Il cardinale Angelo Bagnasco, per dire, vescovo di Genova e presidente della Conferenza episcopale italiana, essendo stato ordinario militare dal 2003 al 2006, ovvero comandante dei cappellani, fu automaticamente nominato generale di corpo d’armata (oggi tenente generale), prendeva lo stipendio conseguente al grado ed è andato in pensione con il trattamento commisurato. Il cardinale ha dichiarato che non trattiene un euro per sè da quella pensione. Va tutto in beneficenza. Ma il suo caso serve a capire il meccanismo.

È una legge a regolare la struttura dell’ordinariato militare, che è allo stesso tempo una diocesi della Chiesa e un ufficio dello Stato. Il comandante, l’ordinario, assume il grado militare di tenente generale. È assistito da un Vicario, che ha il grado di maggiore generale, e da due Ispettori, con funzioni di vigilanza, i quali ottengono il grado di brigadiere generale. E così via per li rami: nei reparti ci sono i primi cappellani capi con il grado di maggiore, i cappellani capi con il grado di capitano e i cappellani addetti con il grado di tenente. Ovviamente gli stipendi e poi le pensioni vanno di pari passo con gli avanzamenti.

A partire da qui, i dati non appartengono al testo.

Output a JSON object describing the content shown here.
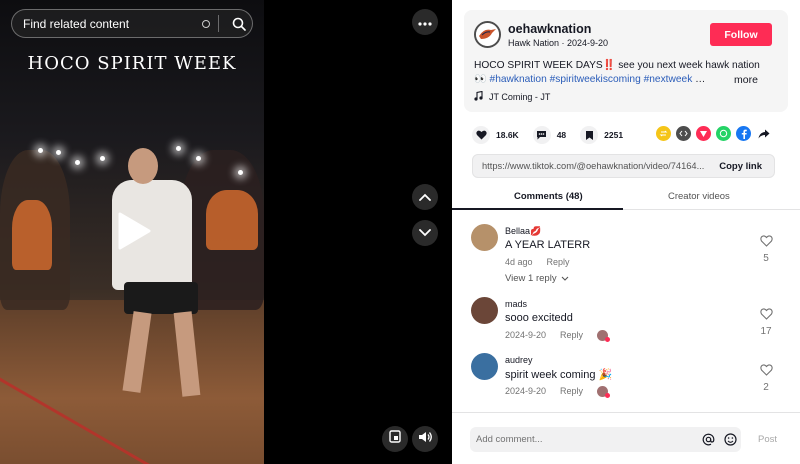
{
  "search": {
    "placeholder": "Find related content"
  },
  "video": {
    "overlay_title": "HOCO SPIRIT WEEK"
  },
  "author": {
    "username": "oehawknation",
    "subtitle": "Hawk Nation · 2024-9-20",
    "follow_label": "Follow"
  },
  "description": {
    "text_prefix": "HOCO SPIRIT WEEK DAYS‼️ see you next week hawk nation",
    "line2_emoji": "👀",
    "tags": [
      "#hawknation",
      "#spiritweekiscoming",
      "#nextweek"
    ],
    "ellipsis": "…",
    "more_label": "more",
    "music": "JT Coming - JT"
  },
  "stats": {
    "likes": "18.6K",
    "comments": "48",
    "saves": "2251"
  },
  "share_colors": [
    "#f5c518",
    "#4d4d4d",
    "#fe2c55",
    "#25d366",
    "#1877f2"
  ],
  "link": {
    "url": "https://www.tiktok.com/@oehawknation/video/74164...",
    "copy_label": "Copy link"
  },
  "tabs": {
    "comments": "Comments (48)",
    "creator": "Creator videos"
  },
  "comments": [
    {
      "name": "Bellaa",
      "name_emoji": "💋",
      "text": "A YEAR LATERR",
      "date": "4d ago",
      "reply_label": "Reply",
      "likes": "5",
      "avatar_color": "#b6916a"
    },
    {
      "name": "mads",
      "text": "sooo excitedd",
      "date": "2024-9-20",
      "reply_label": "Reply",
      "likes": "17",
      "avatar_color": "#6b4638"
    },
    {
      "name": "audrey",
      "text": "spirit week coming",
      "text_emoji": "🎉",
      "date": "2024-9-20",
      "reply_label": "Reply",
      "likes": "2",
      "avatar_color": "#3a6fa0"
    }
  ],
  "view_replies": "View 1 reply",
  "comment_bar": {
    "placeholder": "Add comment...",
    "post_label": "Post"
  }
}
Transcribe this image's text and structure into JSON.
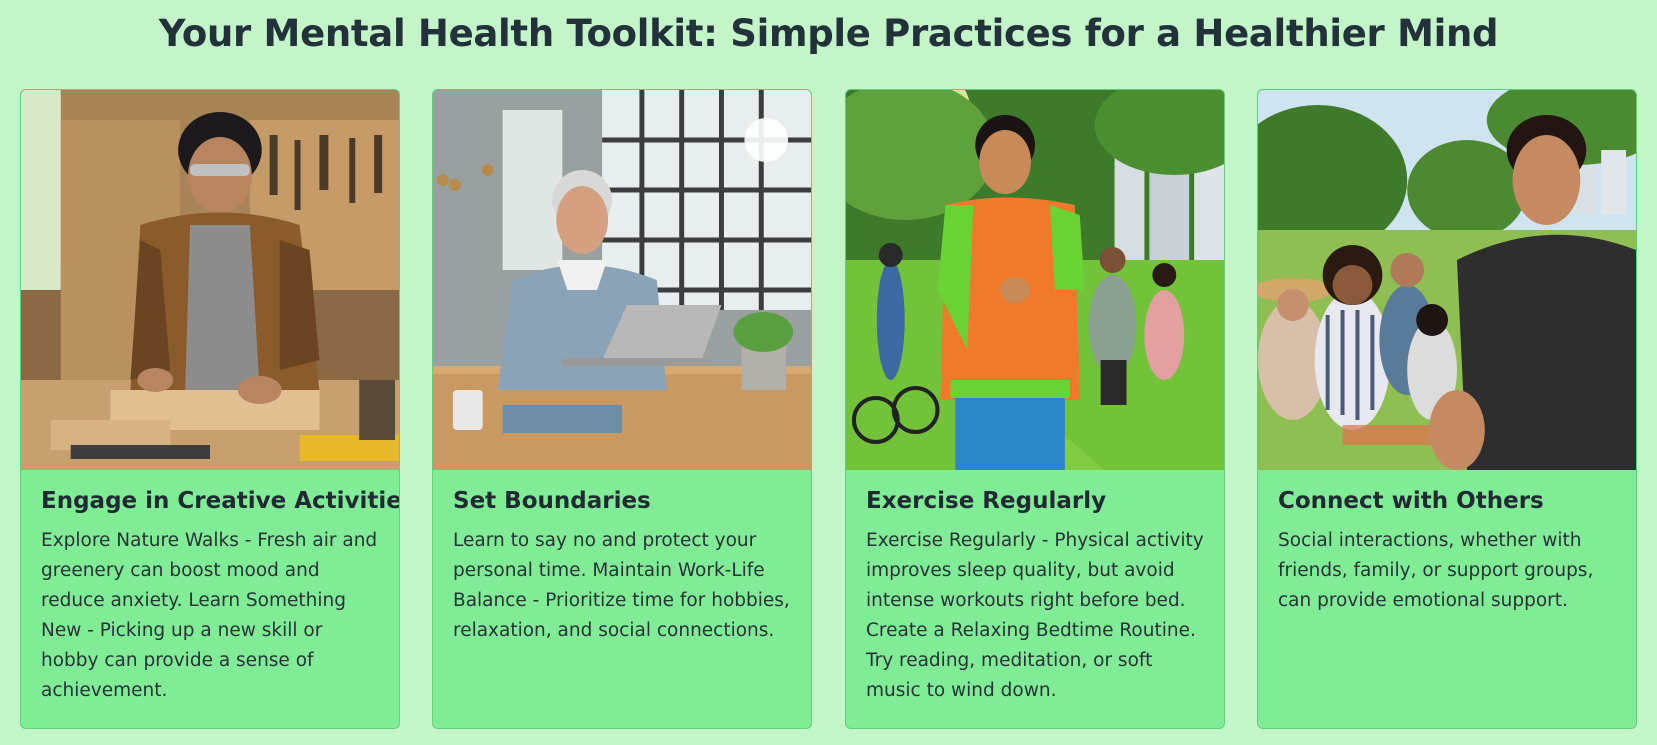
{
  "page": {
    "title": "Your Mental Health Toolkit: Simple Practices for a Healthier Mind"
  },
  "cards": [
    {
      "image_icon": "woodworking-photo",
      "title": "Engage in Creative Activities",
      "text": "Explore Nature Walks - Fresh air and greenery can boost mood and reduce anxiety. Learn Something New - Picking up a new skill or hobby can provide a sense of achievement."
    },
    {
      "image_icon": "office-desk-photo",
      "title": "Set Boundaries",
      "text": "Learn to say no and protect your personal time. Maintain Work-Life Balance - Prioritize time for hobbies, relaxation, and social connections."
    },
    {
      "image_icon": "park-running-photo",
      "title": "Exercise Regularly",
      "text": "Exercise Regularly - Physical activity improves sleep quality, but avoid intense workouts right before bed. Create a Relaxing Bedtime Routine. Try reading, meditation, or soft music to wind down."
    },
    {
      "image_icon": "friends-picnic-photo",
      "title": "Connect with Others",
      "text": "Social interactions, whether with friends, family, or support groups, can provide emotional support."
    }
  ],
  "colors": {
    "page_background": "#c3f5c9",
    "card_background": "#80ec95",
    "card_border": "#5fcf78",
    "text": "#1f2a33"
  }
}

Ebbene, grazie anche al nuovo corso francescano della Chiesa, si sente aria nuova anche all’ordinariato militare. L’arcivescovo Santo Marcianò, giunto al vertice dell’ordinariato nell’ottobre 2013, ha fatto capire, nei colloqui con il ministero della Difesa, che i cappellani potrebbero anche rinunciare ai gradi. Purché sia garantita l’essenza della loro missione pastorale, che è quella di assistere «spiritualmente» gli uomini e le donne che servono lo Stato in armi.



Non che sia una rinuncia facile. Non foss’altro perché «i gradi sono il grimaldello della gerarchia militare», come ha spiegato qualche tempo fa don Angelo Frigerio, ispettore dell’ordinariato. «Un passe-partout».

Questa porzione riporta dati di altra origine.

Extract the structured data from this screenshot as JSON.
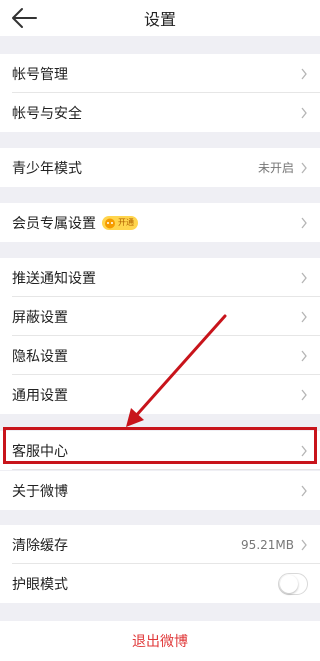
{
  "header": {
    "title": "设置",
    "back_icon": "back-arrow-icon"
  },
  "groups": {
    "account": {
      "manage": "帐号管理",
      "security": "帐号与安全"
    },
    "youth": {
      "label": "青少年模式",
      "status": "未开启"
    },
    "vip": {
      "label": "会员专属设置",
      "badge_text": "开通"
    },
    "settings": {
      "push": "推送通知设置",
      "block": "屏蔽设置",
      "privacy": "隐私设置",
      "general": "通用设置"
    },
    "support": {
      "service": "客服中心",
      "about": "关于微博"
    },
    "storage": {
      "clear_cache": "清除缓存",
      "cache_size": "95.21MB",
      "eye_mode": "护眼模式",
      "eye_mode_on": false
    }
  },
  "logout_label": "退出微博",
  "colors": {
    "annotation": "#c8141b",
    "logout": "#e0393a",
    "background": "#efeff4"
  }
}
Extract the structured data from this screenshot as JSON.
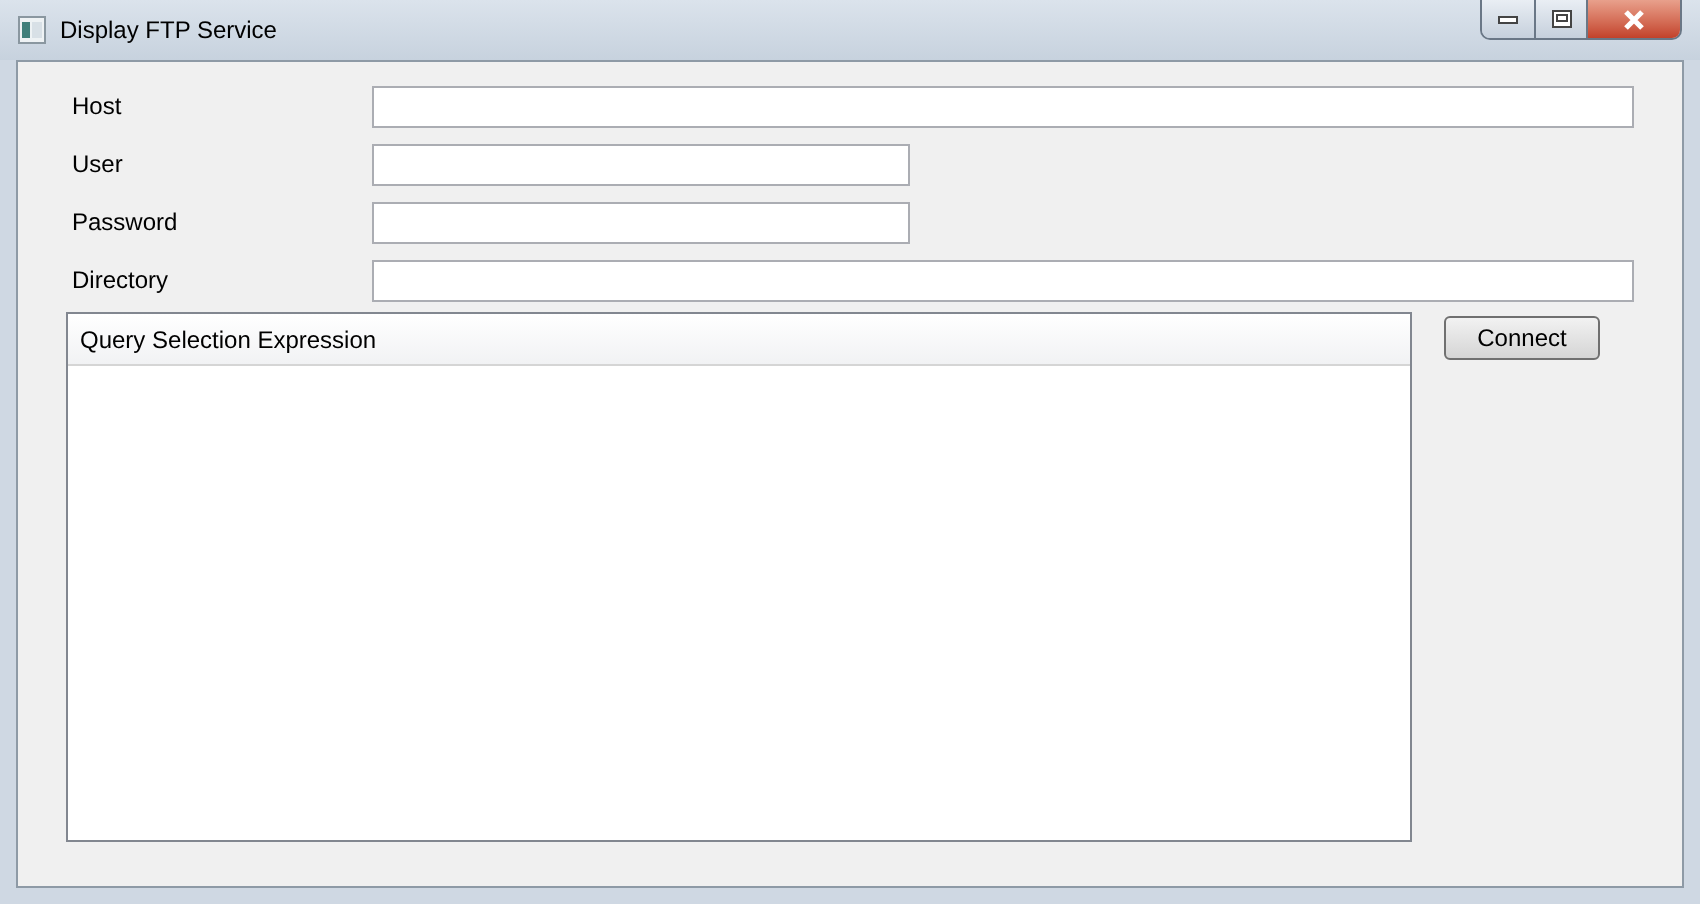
{
  "window": {
    "title": "Display FTP Service"
  },
  "fields": [
    {
      "label": "Host",
      "kind": "wide"
    },
    {
      "label": "User",
      "kind": "narrow"
    },
    {
      "label": "Password",
      "kind": "narrow"
    },
    {
      "label": "Directory",
      "kind": "wide"
    }
  ],
  "list": {
    "columns": [
      "Query Selection Expression"
    ]
  },
  "buttons": [
    "Connect"
  ]
}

Don Angelo, grado di brigadiere generale, equivalente a generale di brigata, aveva accettato un invito nella tana del lupo. Parlava cioè ai microfoni di Radio radicale, intervistato da Luca Comellini, un ex maresciallo dell’Aeronautica che ha dato vita a un Partito per la Tutela dei Diritti dei Militari e Forze di Polizia. Comellini, che è di area radicale, è stato il primo a scoprire che dal 1984, siglato il nuovo Concordato tra Stato e Chiesa, manca una Intesa sullo status dei cappellani militari. «Ed è uno scandalo», dice. «Oltretutto negato negli anni scorsi, quando i deputati radicali avevano proposto di passare la spesa per i cappellani militari dal bilancio della Difesa a quello della Chiesa».

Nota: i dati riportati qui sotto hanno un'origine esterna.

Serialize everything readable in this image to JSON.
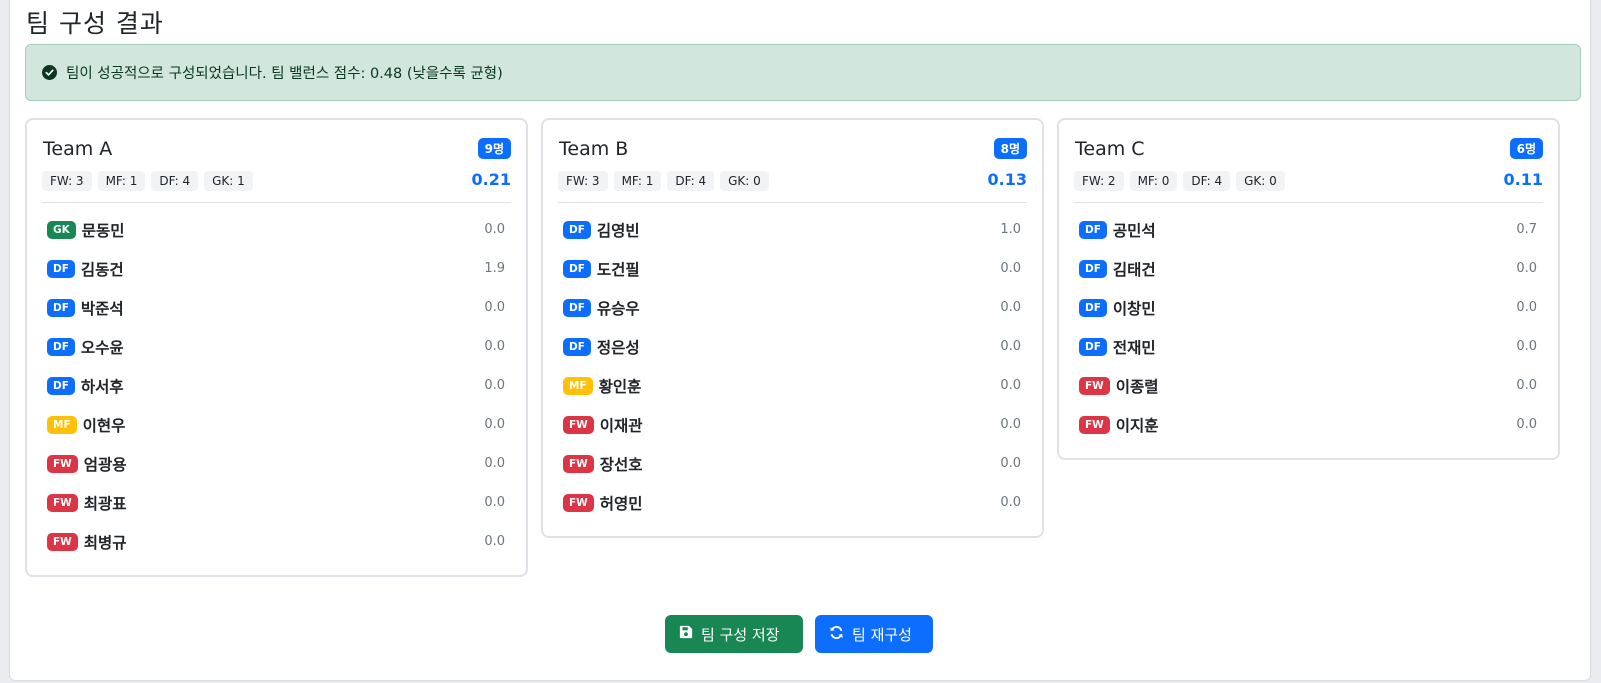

Sono trent’anni, insomma, che si va avanti per inerzia. E che si fa finta di niente. Finalmente, con monsignor Marcianò e il ministro Roberta Pinotti sembra giunto il tempo di sedersi attorno a un tavolo e modificare la vecchia Intesa sui cappellani militari (figlia dei Patti Lateranensi del 1929). I tempi magnificamente raccontati da Ernesto Rossi nel suo “Il manganello e l’aspersorio”.

Nella prossima revisione dello status del cappellano militare ci sarà anche modo di ripensare all’assetto gerarchico. Monsignor Marcianò ha dato la sua disponibilità a rinunciare al grado; ne ha accennato anche in un’intervista alle «Iene». E alla Difesa, sotto spending review, l’idea di una limatina alle spese per i cappellani piace anzichenò.